Catholics and Torture, cont...
Andrew Sullivan comes to some of the same conclusions that I did regarding the Catholic hierarchy's seeming reluctance to take on Thiessen's perversion of the Magisterium:
But I think the hierarchy's refusal to tackle this head-on has been a great and saddening failure. I noted when the Pope met with Bush that he made no statement whatever about the question of torture, and I am sorry to say I believe the silence of the hierarchy is a political silence, designed to promote one political party - not to defend a core teaching. If they can speak out in defense of illegal immigrants, and on the death penalty, they can surely speak out with blinding clarity on what the Bush-Cheney administration did to abuse, torture and rob imprisoned human beings of the last shred of human dignity they had - without even subjecting them to minimal standards of due process.
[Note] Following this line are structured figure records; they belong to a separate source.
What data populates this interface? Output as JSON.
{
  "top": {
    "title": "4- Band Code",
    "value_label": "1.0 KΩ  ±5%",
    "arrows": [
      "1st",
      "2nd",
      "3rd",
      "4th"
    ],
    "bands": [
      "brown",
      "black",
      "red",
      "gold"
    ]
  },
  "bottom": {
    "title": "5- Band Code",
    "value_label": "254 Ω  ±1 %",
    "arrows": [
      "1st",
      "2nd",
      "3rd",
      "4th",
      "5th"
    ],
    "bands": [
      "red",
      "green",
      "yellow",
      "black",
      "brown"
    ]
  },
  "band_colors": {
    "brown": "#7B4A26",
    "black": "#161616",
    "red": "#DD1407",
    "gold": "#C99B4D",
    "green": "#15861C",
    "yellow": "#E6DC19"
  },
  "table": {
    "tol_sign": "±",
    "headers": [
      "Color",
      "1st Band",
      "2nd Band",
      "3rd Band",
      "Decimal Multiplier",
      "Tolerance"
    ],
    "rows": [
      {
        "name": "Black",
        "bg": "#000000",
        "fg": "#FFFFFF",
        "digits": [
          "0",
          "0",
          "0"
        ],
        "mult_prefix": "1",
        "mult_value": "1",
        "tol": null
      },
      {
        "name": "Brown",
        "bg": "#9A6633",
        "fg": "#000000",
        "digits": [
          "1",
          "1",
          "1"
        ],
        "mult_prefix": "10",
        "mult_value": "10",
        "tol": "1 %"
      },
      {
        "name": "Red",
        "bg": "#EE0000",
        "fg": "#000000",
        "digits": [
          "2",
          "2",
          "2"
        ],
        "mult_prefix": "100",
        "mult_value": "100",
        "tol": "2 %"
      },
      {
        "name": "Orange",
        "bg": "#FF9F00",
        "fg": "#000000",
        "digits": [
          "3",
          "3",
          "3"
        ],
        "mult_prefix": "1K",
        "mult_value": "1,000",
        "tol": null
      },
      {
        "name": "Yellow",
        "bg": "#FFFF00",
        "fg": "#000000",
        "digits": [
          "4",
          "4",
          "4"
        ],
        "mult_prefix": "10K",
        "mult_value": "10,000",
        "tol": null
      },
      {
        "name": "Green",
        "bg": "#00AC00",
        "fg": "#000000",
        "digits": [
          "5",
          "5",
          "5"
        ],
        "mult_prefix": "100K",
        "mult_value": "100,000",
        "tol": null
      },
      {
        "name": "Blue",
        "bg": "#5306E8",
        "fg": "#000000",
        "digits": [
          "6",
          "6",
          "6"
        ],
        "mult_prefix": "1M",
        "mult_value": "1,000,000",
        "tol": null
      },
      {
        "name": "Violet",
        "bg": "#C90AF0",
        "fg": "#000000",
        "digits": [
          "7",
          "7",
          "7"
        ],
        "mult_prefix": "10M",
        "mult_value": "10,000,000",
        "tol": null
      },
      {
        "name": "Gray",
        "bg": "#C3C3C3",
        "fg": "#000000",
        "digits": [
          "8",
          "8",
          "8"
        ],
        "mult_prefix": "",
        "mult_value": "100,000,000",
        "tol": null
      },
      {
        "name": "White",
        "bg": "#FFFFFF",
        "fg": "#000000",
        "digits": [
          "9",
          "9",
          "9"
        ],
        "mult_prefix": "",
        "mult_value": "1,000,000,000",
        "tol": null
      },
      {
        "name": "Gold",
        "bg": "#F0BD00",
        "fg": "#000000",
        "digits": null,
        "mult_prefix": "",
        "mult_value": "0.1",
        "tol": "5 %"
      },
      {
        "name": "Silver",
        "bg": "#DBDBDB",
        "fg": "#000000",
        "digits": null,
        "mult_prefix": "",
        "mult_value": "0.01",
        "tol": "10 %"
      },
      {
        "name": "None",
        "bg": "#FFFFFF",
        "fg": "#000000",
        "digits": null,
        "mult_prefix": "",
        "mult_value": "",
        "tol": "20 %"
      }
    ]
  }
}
They did this - and this is simply an incontrovertible fact - to the innocent as well as the guilty, and they made no serious attempt to distinguish between the two.
I think the Bishops and Cardinals in the US need to speak out directly and loudly and insistently on this and demand a Truth Commission to get to the bottom of it. I think we need a homily sent to every parish. I think we need in every state the kind of stand that the hierarchy has taken on a much more minor issue, like civil marriage rights for gay couples. And I believe it is a scandal - an absolute scandal - that the hierarchy has been so absent at a time when bearing witness to this intrinsic evil, conducted directly by the government itself, is so necessary for the future of our civilization and the integrity of this country.